The Black Lives Matter movement didn’t start in 2020, but this year is ushering in an era ripe for new protest music. “I Can’t Breathe” by H.E.R. could very well be the definitive anthem against racial profiling and police brutality. The title, which has since become a slogan often used in protest messaging, references the last words of multiple victims of murder at the hands of police, starting with Eric Garner and most recently and famously by George Floyd. This song is meant to be listened to actively, with no distractions, so as to fully absorb the message, of which every word is important. Gabriella Wilson, the artist known professionally as H.E.R., sings clearly and with a careful pacing, likely intentional for the sake of communicating the lyrics most effectively. With an emotional, pleading tone in her voice, she delivers a straightforward gut punch: “I can’t breathe / You’re taking my life from me / I can’t breathe / Will anyone fight for me?” A slam poetry-style rap section tackles multiple aspects of the complicated issue of racial injustice in America, from systemic oppression to white privilege. “Be thankful we are God-fearing because we do not seek revenge; we seek justice,” the poet cries, with equal parts heart-wrenching fervor and activist authority. “I Can’t Breathe” is the message we all need to hear right now.

Karyna Micaela on July 20, 2020
Secret American - Here Comes a Man

Secret American - Here Comes a Man

The newest single from bi-coastal-based Secret American, “Here Comes a Man,” seems to float along an island breeze.
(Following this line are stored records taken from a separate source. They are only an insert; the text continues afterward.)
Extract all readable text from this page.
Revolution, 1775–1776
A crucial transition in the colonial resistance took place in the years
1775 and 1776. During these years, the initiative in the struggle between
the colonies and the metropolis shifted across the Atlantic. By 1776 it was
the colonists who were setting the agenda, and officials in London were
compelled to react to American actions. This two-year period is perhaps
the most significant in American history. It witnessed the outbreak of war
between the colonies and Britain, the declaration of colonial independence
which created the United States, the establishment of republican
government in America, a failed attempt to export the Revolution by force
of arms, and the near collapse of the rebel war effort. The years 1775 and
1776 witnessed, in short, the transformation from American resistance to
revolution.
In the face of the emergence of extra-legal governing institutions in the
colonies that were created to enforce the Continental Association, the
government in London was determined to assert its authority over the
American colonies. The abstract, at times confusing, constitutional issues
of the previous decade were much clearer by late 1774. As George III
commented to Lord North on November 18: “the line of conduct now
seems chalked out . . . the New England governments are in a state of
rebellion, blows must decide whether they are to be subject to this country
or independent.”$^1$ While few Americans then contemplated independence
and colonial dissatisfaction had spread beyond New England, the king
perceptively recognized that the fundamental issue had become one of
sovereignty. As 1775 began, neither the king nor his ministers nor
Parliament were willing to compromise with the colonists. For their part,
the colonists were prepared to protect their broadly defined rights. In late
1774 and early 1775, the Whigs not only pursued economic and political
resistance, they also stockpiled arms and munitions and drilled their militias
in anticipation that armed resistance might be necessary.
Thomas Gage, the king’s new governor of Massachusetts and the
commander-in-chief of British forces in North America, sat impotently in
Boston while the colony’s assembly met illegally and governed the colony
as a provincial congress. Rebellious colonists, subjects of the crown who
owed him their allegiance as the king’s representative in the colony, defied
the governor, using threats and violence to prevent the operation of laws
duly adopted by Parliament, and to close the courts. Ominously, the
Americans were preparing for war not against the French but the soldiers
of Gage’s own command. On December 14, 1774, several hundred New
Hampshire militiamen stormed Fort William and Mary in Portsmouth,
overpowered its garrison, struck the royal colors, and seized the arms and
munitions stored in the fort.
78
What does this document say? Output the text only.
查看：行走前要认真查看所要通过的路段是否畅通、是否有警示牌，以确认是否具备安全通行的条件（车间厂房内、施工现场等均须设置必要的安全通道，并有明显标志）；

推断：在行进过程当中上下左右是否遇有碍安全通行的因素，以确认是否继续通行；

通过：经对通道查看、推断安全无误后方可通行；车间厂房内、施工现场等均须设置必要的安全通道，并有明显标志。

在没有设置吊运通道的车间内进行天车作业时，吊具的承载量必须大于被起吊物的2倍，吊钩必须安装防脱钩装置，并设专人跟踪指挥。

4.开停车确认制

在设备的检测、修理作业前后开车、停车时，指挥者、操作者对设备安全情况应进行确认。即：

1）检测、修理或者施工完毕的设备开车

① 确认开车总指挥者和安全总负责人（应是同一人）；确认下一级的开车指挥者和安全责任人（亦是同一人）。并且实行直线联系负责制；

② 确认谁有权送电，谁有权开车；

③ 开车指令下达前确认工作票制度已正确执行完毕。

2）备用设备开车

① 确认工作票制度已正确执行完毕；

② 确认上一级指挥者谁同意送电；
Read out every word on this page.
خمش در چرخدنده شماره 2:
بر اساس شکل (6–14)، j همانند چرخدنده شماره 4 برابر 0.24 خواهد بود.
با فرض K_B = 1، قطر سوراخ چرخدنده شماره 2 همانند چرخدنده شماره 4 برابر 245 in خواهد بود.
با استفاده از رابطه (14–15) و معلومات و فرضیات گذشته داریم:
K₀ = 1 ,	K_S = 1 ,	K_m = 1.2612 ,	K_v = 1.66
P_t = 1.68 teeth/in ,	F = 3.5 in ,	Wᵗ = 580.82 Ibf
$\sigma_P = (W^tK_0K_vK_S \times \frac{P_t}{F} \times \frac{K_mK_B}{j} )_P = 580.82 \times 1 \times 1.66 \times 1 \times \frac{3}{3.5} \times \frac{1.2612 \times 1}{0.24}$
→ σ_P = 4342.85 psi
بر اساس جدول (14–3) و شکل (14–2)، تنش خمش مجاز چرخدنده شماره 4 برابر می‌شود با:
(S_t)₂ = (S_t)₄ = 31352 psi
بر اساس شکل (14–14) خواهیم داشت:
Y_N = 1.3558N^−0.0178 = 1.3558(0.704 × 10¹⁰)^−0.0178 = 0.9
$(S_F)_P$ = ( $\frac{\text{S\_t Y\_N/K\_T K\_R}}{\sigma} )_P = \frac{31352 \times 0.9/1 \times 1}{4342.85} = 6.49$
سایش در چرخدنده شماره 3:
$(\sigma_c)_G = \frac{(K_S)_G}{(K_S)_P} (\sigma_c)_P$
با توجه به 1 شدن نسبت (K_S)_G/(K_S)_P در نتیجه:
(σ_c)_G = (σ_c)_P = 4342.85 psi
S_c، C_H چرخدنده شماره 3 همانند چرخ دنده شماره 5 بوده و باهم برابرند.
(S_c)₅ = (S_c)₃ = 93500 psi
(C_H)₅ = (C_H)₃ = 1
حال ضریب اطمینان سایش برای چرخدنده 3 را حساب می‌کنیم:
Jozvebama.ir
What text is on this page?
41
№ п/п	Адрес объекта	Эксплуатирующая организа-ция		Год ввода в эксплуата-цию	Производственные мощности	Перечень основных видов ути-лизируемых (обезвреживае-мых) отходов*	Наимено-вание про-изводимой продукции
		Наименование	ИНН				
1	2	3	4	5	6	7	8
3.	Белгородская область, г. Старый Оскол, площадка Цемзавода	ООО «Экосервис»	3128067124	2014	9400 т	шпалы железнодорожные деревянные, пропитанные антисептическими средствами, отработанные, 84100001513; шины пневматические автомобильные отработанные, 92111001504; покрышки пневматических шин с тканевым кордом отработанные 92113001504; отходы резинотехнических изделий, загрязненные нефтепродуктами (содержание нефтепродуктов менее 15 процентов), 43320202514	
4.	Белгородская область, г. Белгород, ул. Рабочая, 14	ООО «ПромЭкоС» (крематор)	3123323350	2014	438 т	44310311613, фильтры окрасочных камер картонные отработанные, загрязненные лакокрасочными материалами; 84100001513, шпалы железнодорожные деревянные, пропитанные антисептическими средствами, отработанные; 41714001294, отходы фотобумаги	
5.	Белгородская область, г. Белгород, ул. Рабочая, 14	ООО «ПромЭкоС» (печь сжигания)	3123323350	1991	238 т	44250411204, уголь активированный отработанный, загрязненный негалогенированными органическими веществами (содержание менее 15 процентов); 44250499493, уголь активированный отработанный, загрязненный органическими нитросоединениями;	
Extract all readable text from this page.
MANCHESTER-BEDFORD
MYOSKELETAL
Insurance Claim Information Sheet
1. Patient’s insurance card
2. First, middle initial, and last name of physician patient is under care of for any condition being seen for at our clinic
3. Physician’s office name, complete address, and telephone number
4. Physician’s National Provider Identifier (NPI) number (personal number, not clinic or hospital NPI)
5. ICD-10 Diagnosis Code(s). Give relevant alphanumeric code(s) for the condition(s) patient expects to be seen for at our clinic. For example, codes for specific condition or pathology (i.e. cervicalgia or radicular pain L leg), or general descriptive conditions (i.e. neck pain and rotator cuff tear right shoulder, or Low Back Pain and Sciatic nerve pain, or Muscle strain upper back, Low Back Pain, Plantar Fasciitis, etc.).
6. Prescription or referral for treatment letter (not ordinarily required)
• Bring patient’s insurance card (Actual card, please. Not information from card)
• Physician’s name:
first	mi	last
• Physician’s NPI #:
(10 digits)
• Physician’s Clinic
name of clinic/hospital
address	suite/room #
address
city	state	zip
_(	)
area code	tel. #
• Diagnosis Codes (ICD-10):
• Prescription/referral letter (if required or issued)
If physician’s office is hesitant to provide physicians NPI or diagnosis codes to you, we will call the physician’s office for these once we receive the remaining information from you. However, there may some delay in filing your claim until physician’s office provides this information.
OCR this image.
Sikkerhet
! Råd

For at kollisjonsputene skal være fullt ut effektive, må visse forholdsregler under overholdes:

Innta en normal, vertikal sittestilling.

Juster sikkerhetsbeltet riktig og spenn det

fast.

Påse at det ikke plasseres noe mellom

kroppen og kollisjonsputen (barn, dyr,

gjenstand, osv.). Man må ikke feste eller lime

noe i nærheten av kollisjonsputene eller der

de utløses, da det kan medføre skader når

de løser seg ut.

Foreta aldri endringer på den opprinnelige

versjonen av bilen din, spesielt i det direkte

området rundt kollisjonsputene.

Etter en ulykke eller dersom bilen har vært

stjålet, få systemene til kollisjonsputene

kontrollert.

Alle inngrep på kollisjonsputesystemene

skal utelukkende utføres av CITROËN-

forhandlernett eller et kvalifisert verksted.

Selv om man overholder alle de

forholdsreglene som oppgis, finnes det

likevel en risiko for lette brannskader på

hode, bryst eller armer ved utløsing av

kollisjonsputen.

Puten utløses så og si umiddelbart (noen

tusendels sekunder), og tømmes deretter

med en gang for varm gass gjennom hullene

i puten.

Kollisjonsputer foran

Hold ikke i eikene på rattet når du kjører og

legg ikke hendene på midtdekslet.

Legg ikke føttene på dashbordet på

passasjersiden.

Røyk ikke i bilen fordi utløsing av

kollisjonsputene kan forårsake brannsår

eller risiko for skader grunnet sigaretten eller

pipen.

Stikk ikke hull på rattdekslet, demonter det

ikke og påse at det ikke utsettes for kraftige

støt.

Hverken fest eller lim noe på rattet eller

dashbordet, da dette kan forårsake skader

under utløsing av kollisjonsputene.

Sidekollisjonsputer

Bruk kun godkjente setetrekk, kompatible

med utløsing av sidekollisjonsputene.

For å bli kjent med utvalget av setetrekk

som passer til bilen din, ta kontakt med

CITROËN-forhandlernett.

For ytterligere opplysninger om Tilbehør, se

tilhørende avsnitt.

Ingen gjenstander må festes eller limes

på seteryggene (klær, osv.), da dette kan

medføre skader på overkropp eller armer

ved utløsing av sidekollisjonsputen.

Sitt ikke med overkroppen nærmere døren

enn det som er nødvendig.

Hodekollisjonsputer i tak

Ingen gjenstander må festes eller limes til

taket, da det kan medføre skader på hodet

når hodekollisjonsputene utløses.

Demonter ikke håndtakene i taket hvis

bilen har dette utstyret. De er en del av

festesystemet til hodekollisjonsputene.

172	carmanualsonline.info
A mournful trumpet opening preludes heartbeat-style drums that whisk you inside an indie romance film—one where you happen to be sipping a piña colada on the beach while locking eyes with your summertime love-at-first-sight. Lead vocalist Derek Krzywicki offers us rose-colored vision into this meet-cute in the opening line, softly singing in the vein of an Americana Alex Turner, “Hello, I’ve seen your face before, I don’t recall your name / You’re looking at me too long through a glass of champagne.” But before we know it, he has craned his neck to notice his love-interest’s sub-par boyfriend and the song transforms from an ode to instant attraction into a declaration of daring confidence: “Is he making you happy, doesn’t look like he can." As the protagonist walks up to them, he grunts both musically and memorably, and announces his own presence with “Here comes a man.” It brings to mind the otherworldly recognition that comes with meeting the eyes of our future love, and smirking as we approach them—knowing we’re about to shatter their world in the best way possible:

how curious, as

you glide on cumulus

clouds, instantly

i realize—i’ve climbed

all of the mountains

contained in the galaxies

swirling inside 

your eye’s azure iris;

nine, ten lifetimes

before. now, if only

this time, you could 

tell me

your name?

Heddy Edwards on July 20, 2020
Jónsi - Swill

Jónsi - Swill

“Swill,” one of the latest singles from Icelandic born singer and multi-instrumentalist Jónsi, is a bombastic and towering piece that feels both simultaneously familiar and foreign. Opening with a stark A.G. Cook produced mix of drums and horns, “Swill” sounds more like a new track from Cook collaborator Charli XCX than new content from the Sigur Rós frontman. However, once the rest of the instrumental settles in and Jónsi's wispy falsetto begins to deliver, familiar themes from the singer’s work begin to show. Lyrically, Jónsi is coming to terms with mistakes made in the past, “You say I did something wrong yesterday / You're right, of course, I'm making a fool of myself (In every way).” Though the almost bubblegum pop instrumental teeters on the edge of feeling out of place, there is still a billowing, orchestral vein running through it that tethers it to the singer. If the track does anything, it’s a sign that Jónsi is not only back, but he is again pushing the sonic boundaries in the most familiar way.